Media Coverage of High Fructose Corn Syrup and Other Nutritive Sweeteners

February 4, 2014

Please click links at the end of the post to view the entire study

For the past decade, high fructose corn syrup (HFCS) has played a prominent role in both the scientific and public debates over the health effects of nutritive sweeteners. It is used by manufacturers in place of ordinary sugar (sucrose) in many sweetened beverages and processed foods. In 2004 an article published in the American Journal of Clinical Nutrition argued that consumption of HFCS, particularly in sweetened beverages, may contribute to the obesity epidemic.

This claim stimulated a flood of research as well as efforts to reduce consumption of HFCS. Ordinary consumers depended on news media accounts to decide for themselves whether their intake of HFCS might be hazardous to their health.  Thus, reporting on HFCS provides a valuable case study on how the media treat long-running scientific controversies with implications for both public health and public policy.

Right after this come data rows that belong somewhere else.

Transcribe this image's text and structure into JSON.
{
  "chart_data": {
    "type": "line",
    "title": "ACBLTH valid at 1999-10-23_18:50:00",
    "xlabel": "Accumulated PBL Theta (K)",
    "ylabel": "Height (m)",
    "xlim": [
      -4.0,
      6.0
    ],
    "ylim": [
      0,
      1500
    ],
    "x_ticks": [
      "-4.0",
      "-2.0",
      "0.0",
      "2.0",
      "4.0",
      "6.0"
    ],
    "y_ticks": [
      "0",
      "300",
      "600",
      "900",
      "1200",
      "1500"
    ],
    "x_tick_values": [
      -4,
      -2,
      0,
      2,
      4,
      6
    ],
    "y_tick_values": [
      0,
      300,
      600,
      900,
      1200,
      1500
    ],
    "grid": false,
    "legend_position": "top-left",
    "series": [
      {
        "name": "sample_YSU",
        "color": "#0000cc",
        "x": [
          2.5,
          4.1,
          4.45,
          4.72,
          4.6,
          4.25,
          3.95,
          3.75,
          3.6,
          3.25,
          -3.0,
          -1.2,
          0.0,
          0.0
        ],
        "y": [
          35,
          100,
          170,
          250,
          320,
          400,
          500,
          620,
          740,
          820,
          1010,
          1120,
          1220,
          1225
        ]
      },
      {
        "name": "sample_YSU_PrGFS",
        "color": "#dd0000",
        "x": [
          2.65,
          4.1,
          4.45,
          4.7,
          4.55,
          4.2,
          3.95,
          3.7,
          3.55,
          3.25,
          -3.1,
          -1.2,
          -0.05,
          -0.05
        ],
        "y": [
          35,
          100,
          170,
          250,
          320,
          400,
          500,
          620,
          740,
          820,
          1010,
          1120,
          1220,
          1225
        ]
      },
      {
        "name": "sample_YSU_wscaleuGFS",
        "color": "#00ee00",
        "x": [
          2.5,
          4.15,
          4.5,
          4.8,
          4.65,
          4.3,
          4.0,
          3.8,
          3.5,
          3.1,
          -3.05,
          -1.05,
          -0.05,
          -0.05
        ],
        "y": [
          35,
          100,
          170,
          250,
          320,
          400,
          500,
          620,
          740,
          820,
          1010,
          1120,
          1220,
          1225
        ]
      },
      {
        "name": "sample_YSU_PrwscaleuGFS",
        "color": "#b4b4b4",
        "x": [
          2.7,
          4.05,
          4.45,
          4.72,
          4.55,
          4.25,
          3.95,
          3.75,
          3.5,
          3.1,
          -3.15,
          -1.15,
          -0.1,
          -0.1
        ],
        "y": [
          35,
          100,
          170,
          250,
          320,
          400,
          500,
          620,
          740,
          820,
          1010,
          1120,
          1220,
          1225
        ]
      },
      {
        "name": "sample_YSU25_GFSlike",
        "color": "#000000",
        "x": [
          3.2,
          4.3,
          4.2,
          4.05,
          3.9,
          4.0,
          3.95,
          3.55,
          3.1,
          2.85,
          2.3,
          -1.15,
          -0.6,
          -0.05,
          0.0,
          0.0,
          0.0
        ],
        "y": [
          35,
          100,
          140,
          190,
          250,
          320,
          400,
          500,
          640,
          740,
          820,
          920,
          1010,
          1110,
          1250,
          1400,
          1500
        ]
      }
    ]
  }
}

We selected eleven one-month time periods from 2004 to 2013 that included the release of significant scientific information on the health effects of HFCS in relation to other nutritive sweeteners. In addition to the original 2004 article that set off the controversy, these included five releases of information that supported the article’s claims and another five that questioned or challenged them. We analyzed both the news coverage of these research reports and the broader coverage of the debate over the health effects of HFCS and other nutritive sweeteners during these time periods.

From a sample of 120 print and electronic news outlets, we identified 567 stories containing 1512 statements assessing the health effects of nutritive sweeteners. In addition to tracking the distribution of coverage and opinion, we examined the role of scientific information in the coverage. This included the use of expert opinion and the details that news reports provided about the studies they cited.